Unconfoundedness is the state of not being confounded.
To understand unconfoundedness. It is necessary to understand confoundedness. Consider the graph to the right. We are interested in causal effect of X on Y. Where X may represent the colon cancer treatment FolFox (5-Fu and oxaliplatin) and Y represents survival of colon cancer patients. We would like to know how much of an increase in survival colon cancer patients get when they are given FolFox versus 5-Fu alone. If we observed data from Medicare patients like in this paper. We may think that FolFox have a big effect on survival. The problem is that patients are not choosing randomly between 5-Fu and FolFox. Patients and their doctors may have information about their own characteristics (U) and that information may be determining their choice of treatment (the arrow from U to X).
So it may be that when we see that patients on FolFox do much better than patients on 5-Fu, it may be that is coming from the fact that doctors and patients who are older or frailer are choosing to forgo the oxaliplatin and its associated side effects. The observed difference in outcomes may be due to the treatment or it may be due to the characteristics of the patients that are choosing each of the treatments and having nothing at all to do with the effect of the treatment itself.
How do we get rid of this confounding effect?
One way is to randomize patient assignment to treatment. This is what is done in randomized control trials. This act of random assignment removes the arrow from U to X (see graph to the left). Treatment choice (X) is no longer decided by unobserved patient characteristics (U).

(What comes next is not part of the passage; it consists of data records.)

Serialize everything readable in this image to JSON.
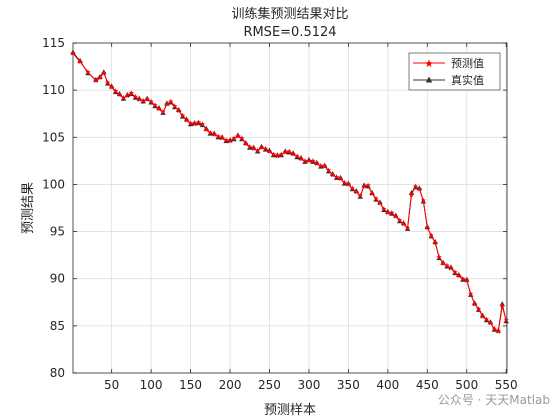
{
  "chart_data": {
    "type": "line",
    "title": "训练集预测结果对比",
    "subtitle": "RMSE=0.5124",
    "xlabel": "预测样本",
    "ylabel": "预测结果",
    "xlim": [
      1,
      551
    ],
    "ylim": [
      80,
      115
    ],
    "xticks": [
      50,
      100,
      150,
      200,
      250,
      300,
      350,
      400,
      450,
      500,
      550
    ],
    "yticks": [
      80,
      85,
      90,
      95,
      100,
      105,
      110,
      115
    ],
    "grid": true,
    "legend_position": "top-right",
    "colors": {
      "predicted": "#ff0000",
      "actual": "#333333"
    },
    "x": [
      1,
      10,
      20,
      30,
      35,
      40,
      45,
      50,
      55,
      60,
      65,
      70,
      75,
      80,
      85,
      90,
      95,
      100,
      105,
      110,
      115,
      120,
      125,
      130,
      135,
      140,
      145,
      150,
      155,
      160,
      165,
      170,
      175,
      180,
      185,
      190,
      195,
      200,
      205,
      210,
      215,
      220,
      225,
      230,
      235,
      240,
      245,
      250,
      255,
      260,
      265,
      270,
      275,
      280,
      285,
      290,
      295,
      300,
      305,
      310,
      315,
      320,
      325,
      330,
      335,
      340,
      345,
      350,
      355,
      360,
      365,
      370,
      375,
      380,
      385,
      390,
      395,
      400,
      405,
      410,
      415,
      420,
      425,
      430,
      435,
      440,
      445,
      450,
      455,
      460,
      465,
      470,
      475,
      480,
      485,
      490,
      495,
      500,
      505,
      510,
      515,
      520,
      525,
      530,
      535,
      540,
      545,
      550
    ],
    "series": [
      {
        "name": "预测值",
        "values": [
          113.9,
          113.0,
          111.9,
          111.0,
          111.3,
          111.8,
          110.8,
          110.3,
          109.9,
          109.5,
          109.2,
          109.4,
          109.7,
          109.3,
          109.0,
          108.9,
          109.0,
          108.8,
          108.4,
          108.0,
          107.7,
          108.5,
          108.8,
          108.3,
          107.8,
          107.3,
          106.8,
          106.5,
          106.4,
          106.6,
          106.4,
          105.8,
          105.5,
          105.3,
          105.1,
          104.9,
          104.7,
          104.6,
          104.9,
          105.1,
          104.9,
          104.3,
          104.0,
          103.8,
          103.6,
          103.9,
          103.8,
          103.5,
          103.2,
          103.0,
          103.2,
          103.4,
          103.5,
          103.2,
          103.0,
          102.7,
          102.5,
          102.5,
          102.5,
          102.2,
          102.0,
          101.9,
          101.5,
          101.0,
          100.8,
          100.6,
          100.2,
          100.0,
          99.6,
          99.2,
          98.8,
          99.8,
          99.9,
          99.0,
          98.5,
          98.0,
          97.4,
          97.0,
          97.0,
          96.6,
          96.2,
          95.8,
          95.4,
          98.9,
          99.8,
          99.5,
          98.3,
          95.4,
          94.6,
          93.8,
          92.3,
          91.6,
          91.4,
          91.1,
          90.7,
          90.3,
          90.0,
          89.8,
          88.4,
          87.3,
          86.8,
          86.0,
          85.7,
          85.3,
          84.7,
          84.4,
          87.1,
          85.6
        ]
      },
      {
        "name": "真实值",
        "values": [
          114.0,
          113.1,
          111.8,
          111.1,
          111.4,
          111.9,
          110.7,
          110.4,
          109.8,
          109.6,
          109.1,
          109.5,
          109.6,
          109.2,
          109.1,
          108.8,
          109.1,
          108.7,
          108.3,
          108.1,
          107.6,
          108.6,
          108.7,
          108.2,
          107.9,
          107.2,
          106.9,
          106.4,
          106.5,
          106.5,
          106.3,
          105.9,
          105.4,
          105.4,
          105.0,
          105.0,
          104.6,
          104.7,
          104.8,
          105.2,
          104.8,
          104.4,
          103.9,
          103.9,
          103.5,
          104.0,
          103.7,
          103.6,
          103.1,
          103.1,
          103.1,
          103.5,
          103.4,
          103.3,
          102.9,
          102.8,
          102.4,
          102.6,
          102.4,
          102.3,
          101.9,
          102.0,
          101.4,
          101.1,
          100.7,
          100.7,
          100.1,
          100.1,
          99.5,
          99.3,
          98.7,
          99.9,
          99.8,
          99.1,
          98.4,
          98.1,
          97.3,
          97.1,
          96.9,
          96.7,
          96.1,
          95.9,
          95.3,
          99.1,
          99.7,
          99.6,
          98.2,
          95.5,
          94.5,
          93.9,
          92.2,
          91.7,
          91.3,
          91.2,
          90.6,
          90.4,
          89.9,
          89.9,
          88.3,
          87.4,
          86.7,
          86.1,
          85.6,
          85.4,
          84.6,
          84.5,
          87.3,
          85.5
        ]
      }
    ]
  },
  "watermark": "公众号 · 天天Matlab"
}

Is randomization the only way to get unconfoundedness?
No. There are many ways for data sets that have the unconfoundedness property. The important thing is that the choice of treatment is unrelated to unobserved characteristics of the patients that may be associated with different observable outcomes. For example, prior to oxaliplatin getting FDA approval, there was very little use of the drug by colon cancer patients. Economists call observational data that satisfies unconfoundeness, "natural experiments."
Why is unconfoundedness good?
Technically, unconfoundedness allows the researcher to measure the "marginal" distribution of outcomes conditional on the treatment. The observed distribution of outcomes conditional on treatment choice is an unbiased estimate of the marginal distribution of outcomes conditional on treatment.
OK. Why is what-ever-you-said good?
Well, we may be able to use the marginal distribution of outcomes to calculate information about the treatment effect (the causal effect). For example, if we observe the "average" conditional on the treatment choice, then we can measure Rubin's "typical causal effect" (of course in cancer we don't observe the average survival). More generally, we can use these estimates to bound the proportion of patients who will have a positive treatment effect.